A strategic sharing of resources is a common feature of many different kinds of communities, even throughout the animal kingdom. Scientists have now found evidence for sharing among bacterial communities. Reporting in Science, researchers at the University of California San Diego have discovered that if bacterial groups have a limited energy resources, they will alternate times in which the different groups harvest the energy.
"What's interesting here is that you have these simple, single-celled bacteria that are tiny and seem to be lonely creatures, but in a community, they start to exhibit very dynamic and complex behaviors you would attribute to more sophisticated organisms or a social network," said Süel, Associate Director of the San Diego Center for Systems Biology and a Howard Hughes Medical Institute - Simons Faculty Scholar at UC San Diego. "It's the same timesharing concept used in computer science, vacation homes and a lot of social applications."
Working in collaboration, molecular biologist Gürol Süel of UC San Diego's Division of Biological Sciences and colleagues from the Universitat Pompeu Fabra in Spain observed the behavior of communities of bacteria that had to compete for a limited amount of food.
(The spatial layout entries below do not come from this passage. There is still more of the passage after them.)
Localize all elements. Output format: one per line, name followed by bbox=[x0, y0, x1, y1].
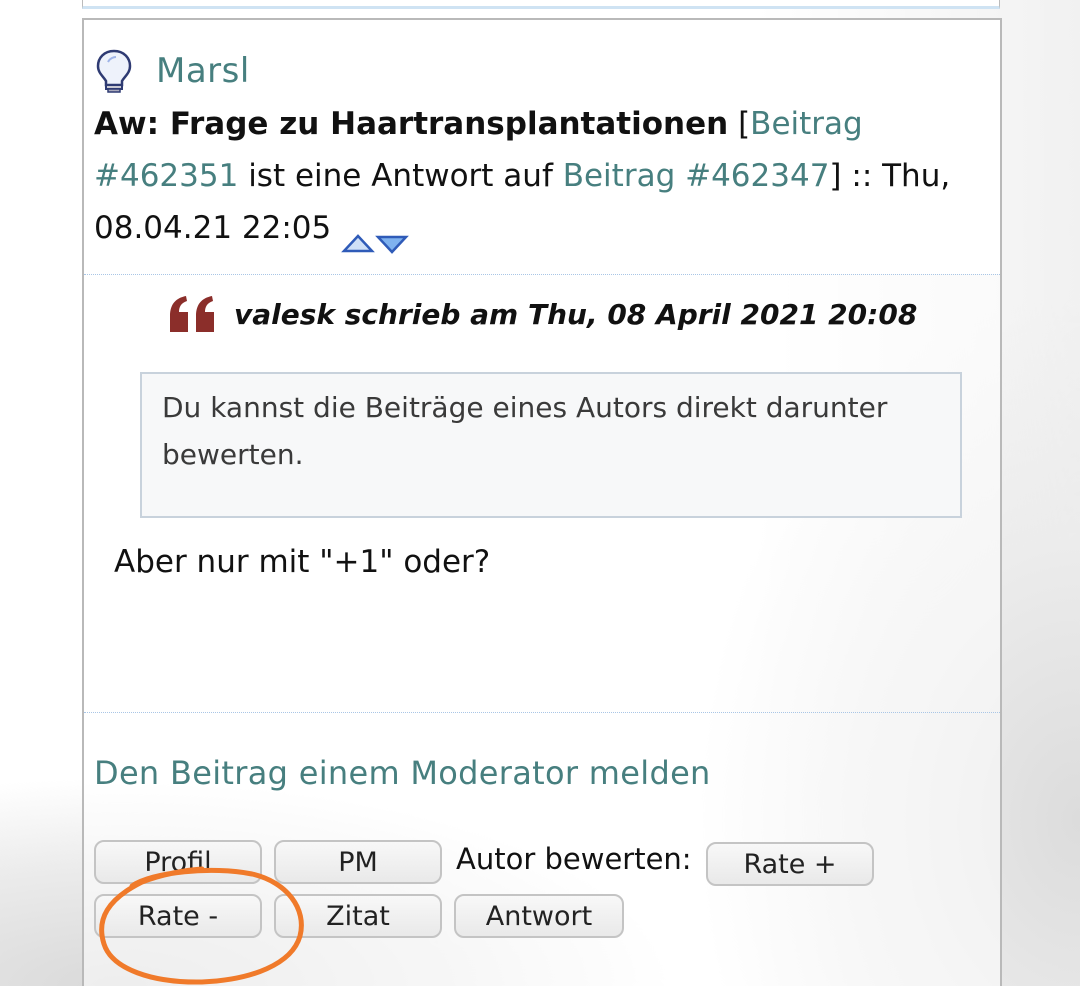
post-meta: Aw: Frage zu Haartransplantationen [ Beit… bbox=[94, 98, 984, 254]
profil-button[interactable]: Profil bbox=[94, 840, 262, 884]
rate-minus-button[interactable]: Rate - bbox=[94, 894, 262, 938]
post-header: Marsl Aw: Frage zu Haartransplantationen… bbox=[84, 20, 1000, 274]
quote-text: Du kannst die Beiträge eines Autors dire… bbox=[162, 391, 888, 471]
bracket-open: [ bbox=[738, 106, 751, 142]
quote-box: Du kannst die Beiträge eines Autors dire… bbox=[140, 372, 962, 518]
post-title: Aw: Frage zu Haartransplantationen bbox=[94, 106, 729, 142]
arrow-up-icon[interactable] bbox=[341, 219, 375, 252]
parent-post-link[interactable]: Beitrag #462347 bbox=[563, 158, 830, 194]
quote-header: valesk schrieb am Thu, 08 April 2021 20:… bbox=[166, 294, 917, 334]
rate-plus-button[interactable]: Rate + bbox=[706, 842, 874, 886]
quote-author: valesk schrieb am Thu, 08 April 2021 20:… bbox=[234, 297, 918, 331]
antwort-button[interactable]: Antwort bbox=[454, 894, 624, 938]
quote-mark-icon bbox=[166, 294, 220, 334]
previous-post-edge bbox=[82, 0, 1000, 9]
reply-to-text: ist eine Antwort auf bbox=[248, 158, 553, 194]
divider bbox=[84, 274, 1000, 275]
lightbulb-icon bbox=[94, 48, 134, 94]
divider bbox=[84, 712, 1000, 713]
report-moderator-link[interactable]: Den Beitrag einem Moderator melden bbox=[94, 754, 711, 792]
author-link[interactable]: Marsl bbox=[156, 51, 250, 91]
forum-post: Marsl Aw: Frage zu Haartransplantationen… bbox=[82, 18, 1002, 986]
reply-text: Aber nur mit "+1" oder? bbox=[114, 544, 491, 580]
zitat-button[interactable]: Zitat bbox=[274, 894, 442, 938]
author-row: Marsl bbox=[94, 46, 250, 96]
rate-author-label: Autor bewerten: bbox=[456, 842, 692, 876]
pm-button[interactable]: PM bbox=[274, 840, 442, 884]
arrow-down-icon[interactable] bbox=[375, 219, 409, 254]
The investigators demonstrated that bacteria are able to devise a timesharing method that alternates feeding periods, thus consuming the resources in the most efficient way for both groups.
In the video above, reported in the journal Science by the Süel lab, you can see a time-lapse movie of in-phase oscillations in a pair of Bacillus subtilis biofilms that have been grown together in a microfluidic chamber. The cyan color indicates fluorescence from the membrane potential dye Thioflavin T.
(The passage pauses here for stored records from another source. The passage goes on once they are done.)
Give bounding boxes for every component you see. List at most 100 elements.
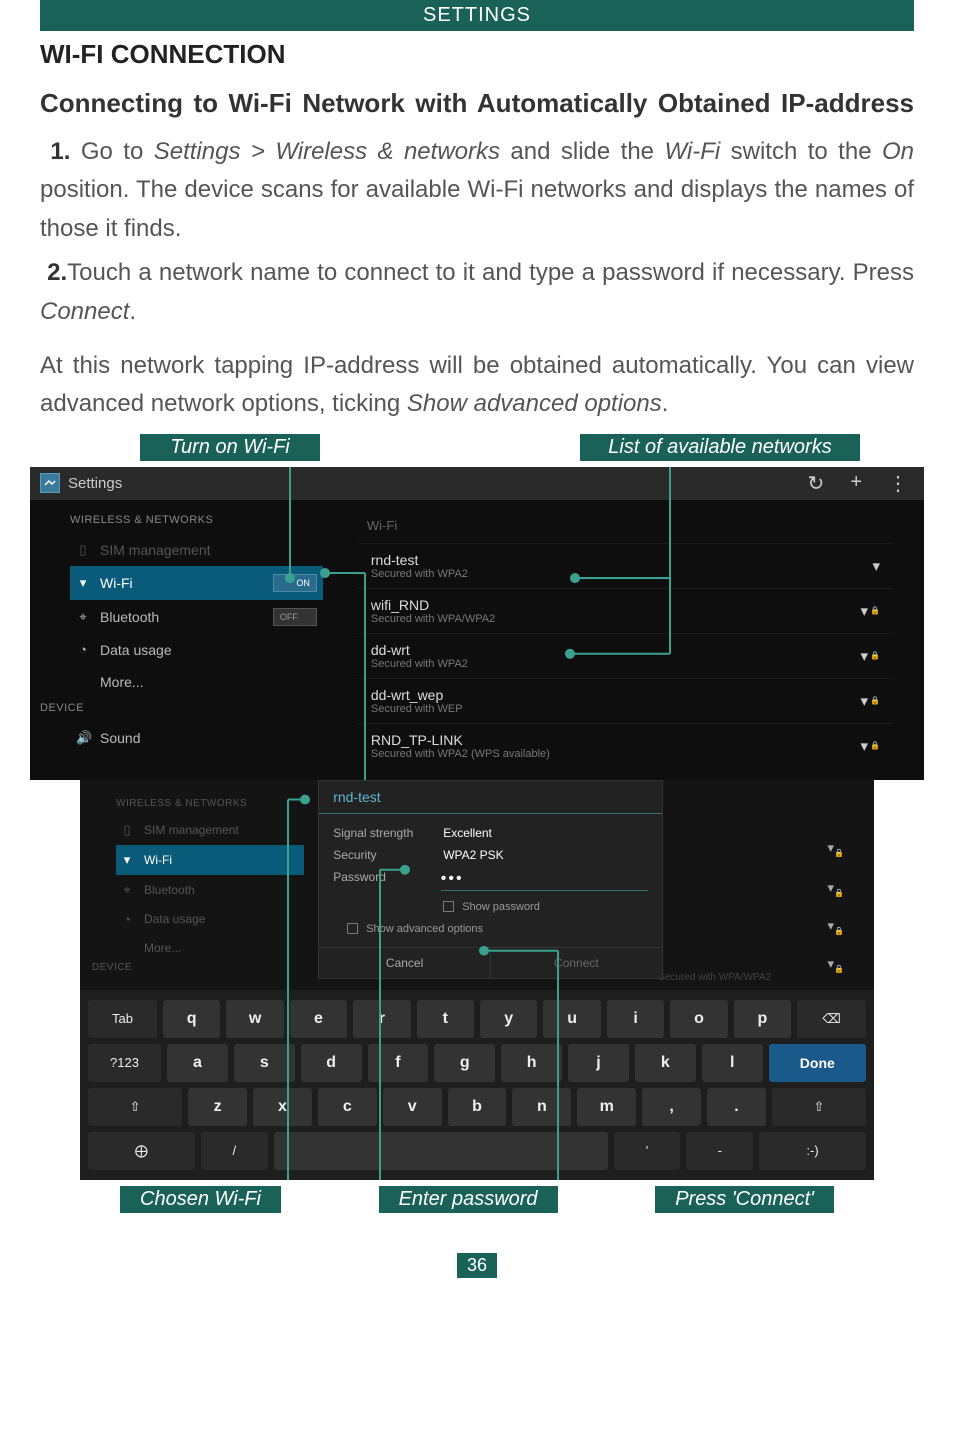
section-title: WI-FI CONNECTION — [40, 39, 914, 70]
key-o[interactable]: o — [670, 1000, 727, 1038]
data-usage-icon: ◔ — [76, 642, 90, 657]
settings-topbar: Settings ↻ + ⋮ — [30, 467, 924, 500]
key-i[interactable]: i — [607, 1000, 664, 1038]
add-icon[interactable]: + — [850, 471, 862, 496]
wifi-network-row[interactable]: dd-wrt_wep Secured with WEP ▾🔒 — [357, 678, 894, 723]
cancel-button[interactable]: Cancel — [319, 948, 491, 978]
key-f[interactable]: f — [368, 1044, 429, 1082]
screenshot-dialog: WIRELESS & NETWORKS ▯ SIM management ▾ W… — [80, 780, 874, 1180]
sidebar-item-sound[interactable]: 🔊 Sound — [70, 722, 323, 754]
key-dash[interactable]: - — [686, 1132, 753, 1170]
para2-c: . — [662, 390, 669, 417]
sidebar-item-wifi-2[interactable]: ▾ Wi-Fi — [116, 845, 304, 875]
step-1: 1. Go to Settings > Wireless & networks … — [40, 133, 914, 248]
para2-b: Show advanced options — [407, 390, 662, 417]
key-n[interactable]: n — [512, 1088, 571, 1126]
security-label: Security — [333, 848, 443, 862]
key-j[interactable]: j — [568, 1044, 629, 1082]
sidebar-sound-label: Sound — [100, 730, 140, 746]
sidebar-item-more-2[interactable]: More... — [116, 934, 304, 962]
key-p[interactable]: p — [734, 1000, 791, 1038]
key-apostrophe[interactable]: ' — [614, 1132, 681, 1170]
wifi-icon: ▾ — [120, 852, 134, 868]
sidebar-item-bluetooth[interactable]: ⌖ Bluetooth OFF — [70, 600, 323, 634]
key-e[interactable]: e — [290, 1000, 347, 1038]
wifi-security: Secured with WEP — [371, 703, 463, 715]
callout-list: List of available networks — [580, 434, 860, 461]
key-g[interactable]: g — [434, 1044, 495, 1082]
wifi-network-row[interactable]: rnd-test Secured with WPA2 ▾ — [357, 543, 894, 588]
wifi-name: dd-wrt — [371, 642, 468, 658]
key-w[interactable]: w — [226, 1000, 283, 1038]
key-s[interactable]: s — [234, 1044, 295, 1082]
callout-chosen-wifi: Chosen Wi-Fi — [120, 1186, 281, 1213]
key-q[interactable]: q — [163, 1000, 220, 1038]
wifi-network-row[interactable]: wifi_RND Secured with WPA/WPA2 ▾🔒 — [357, 588, 894, 633]
wifi-toggle[interactable]: ON — [273, 574, 317, 592]
key-k[interactable]: k — [635, 1044, 696, 1082]
wifi-signal-icon: ▾🔒 — [828, 956, 845, 974]
key-slash[interactable]: / — [201, 1132, 268, 1170]
sidebar-item-sim[interactable]: ▯ SIM management — [70, 534, 323, 566]
checkbox-icon[interactable] — [347, 923, 358, 934]
key-y[interactable]: y — [480, 1000, 537, 1038]
sound-icon: 🔊 — [76, 730, 90, 746]
show-password-row[interactable]: Show password — [333, 895, 648, 917]
key-x[interactable]: x — [253, 1088, 312, 1126]
sidebar-item-more[interactable]: More... — [70, 666, 323, 698]
key-t[interactable]: t — [417, 1000, 474, 1038]
sidebar-header-device-2: DEVICE — [92, 962, 304, 973]
key-comma[interactable]: , — [642, 1088, 701, 1126]
key-h[interactable]: h — [501, 1044, 562, 1082]
key-symbols[interactable]: ?123 — [88, 1044, 161, 1082]
signal-label: Signal strength — [333, 826, 443, 840]
settings-sidebar-2: WIRELESS & NETWORKS ▯ SIM management ▾ W… — [80, 780, 318, 990]
key-m[interactable]: m — [577, 1088, 636, 1126]
key-d[interactable]: d — [301, 1044, 362, 1082]
wifi-network-row[interactable]: dd-wrt Secured with WPA2 ▾🔒 — [357, 633, 894, 678]
wifi-network-row[interactable]: RND_TP-LINK Secured with WPA2 (WPS avail… — [357, 723, 894, 768]
key-shift-left[interactable]: ⇧ — [88, 1088, 182, 1126]
security-value: WPA2 PSK — [443, 848, 503, 862]
sidebar-item-data-usage[interactable]: ◔ Data usage — [70, 634, 323, 666]
sidebar-item-sim-2[interactable]: ▯ SIM management — [116, 815, 304, 845]
bluetooth-toggle[interactable]: OFF — [273, 608, 317, 626]
key-a[interactable]: a — [167, 1044, 228, 1082]
key-v[interactable]: v — [383, 1088, 442, 1126]
sidebar-item-data-usage-2[interactable]: ◔ Data usage — [116, 905, 304, 934]
step-1-num: 1. — [50, 138, 70, 165]
bluetooth-icon: ⌖ — [120, 882, 134, 898]
key-smiley[interactable]: :-) — [759, 1132, 866, 1170]
dialog-title: rnd-test — [319, 781, 662, 814]
key-c[interactable]: c — [318, 1088, 377, 1126]
checkbox-icon[interactable] — [443, 901, 454, 912]
signal-value: Excellent — [443, 826, 492, 840]
refresh-icon[interactable]: ↻ — [808, 471, 825, 496]
step-2-text-a: Touch a network name to connect to it an… — [67, 259, 914, 286]
overflow-menu-icon[interactable]: ⋮ — [888, 471, 908, 496]
key-language[interactable]: ⨁ — [88, 1132, 195, 1170]
key-u[interactable]: u — [543, 1000, 600, 1038]
key-shift-right[interactable]: ⇧ — [772, 1088, 866, 1126]
key-period[interactable]: . — [707, 1088, 766, 1126]
wifi-security: Secured with WPA/WPA2 — [371, 613, 495, 625]
key-b[interactable]: b — [448, 1088, 507, 1126]
sidebar-sim-label: SIM management — [144, 823, 239, 837]
key-r[interactable]: r — [353, 1000, 410, 1038]
password-input[interactable] — [441, 870, 648, 891]
key-space[interactable] — [274, 1132, 608, 1170]
key-l[interactable]: l — [702, 1044, 763, 1082]
key-tab[interactable]: Tab — [88, 1000, 157, 1038]
sidebar-item-wifi[interactable]: ▾ Wi-Fi ON — [70, 566, 323, 600]
settings-main-2: ▾🔒 ▾🔒 ▾🔒 ▾🔒 Secured with WPA/WPA2 rnd-te… — [318, 780, 874, 990]
security-row: Security WPA2 PSK — [333, 844, 648, 866]
wifi-signal-icon: ▾🔒 — [861, 692, 881, 710]
wifi-icon: ▾ — [76, 575, 90, 591]
show-advanced-row[interactable]: Show advanced options — [333, 917, 648, 939]
key-z[interactable]: z — [188, 1088, 247, 1126]
key-backspace[interactable]: ⌫ — [797, 1000, 866, 1038]
wifi-section-header: Wi-Fi — [357, 514, 894, 543]
connect-button[interactable]: Connect — [491, 948, 662, 978]
key-done[interactable]: Done — [769, 1044, 866, 1082]
sidebar-item-bluetooth-2[interactable]: ⌖ Bluetooth — [116, 875, 304, 905]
Süel and his team have previously learned that bacteria living in an ordered community called biofilms, utilize electrical signals to communicate with other bacterial species that are nearby; the local bacteria can be recruited into the community. This new study examines the interaction between two biofilm communities. By using mathematical models and data collected in the lab by microfluidic techniques and time-lapse microscopy, the scientists discovered that biofilm communities close to one another engage in synchronized behaviors using the previously described electrical signals. You can see another Süel lab video of the biofilms below showing the oscillations between them.
The biofilms were confronted with scenarios in which they had a limited amount of nutrients; the bacteria then alternated their feeding times. That cooperation stopped any bottlenecks in the drive to consume the resources.
"It is common for living systems to operate in unison, but here we're showing that working out-of-sync can also provide a biological benefit," explained study co-author Jordi Garcia-Ojalvo, a Professor of Systems Biology at the Universitat Pompeu Fabra in Barcelona, Spain.
"These bacteria are just about everywhere—from your teeth to soil to drain pipes," said Süel. "It's interesting to think that these simple organisms two billion years ago developed the same timesharing strategy that we humans are now using for all kinds of purposes," he concluded.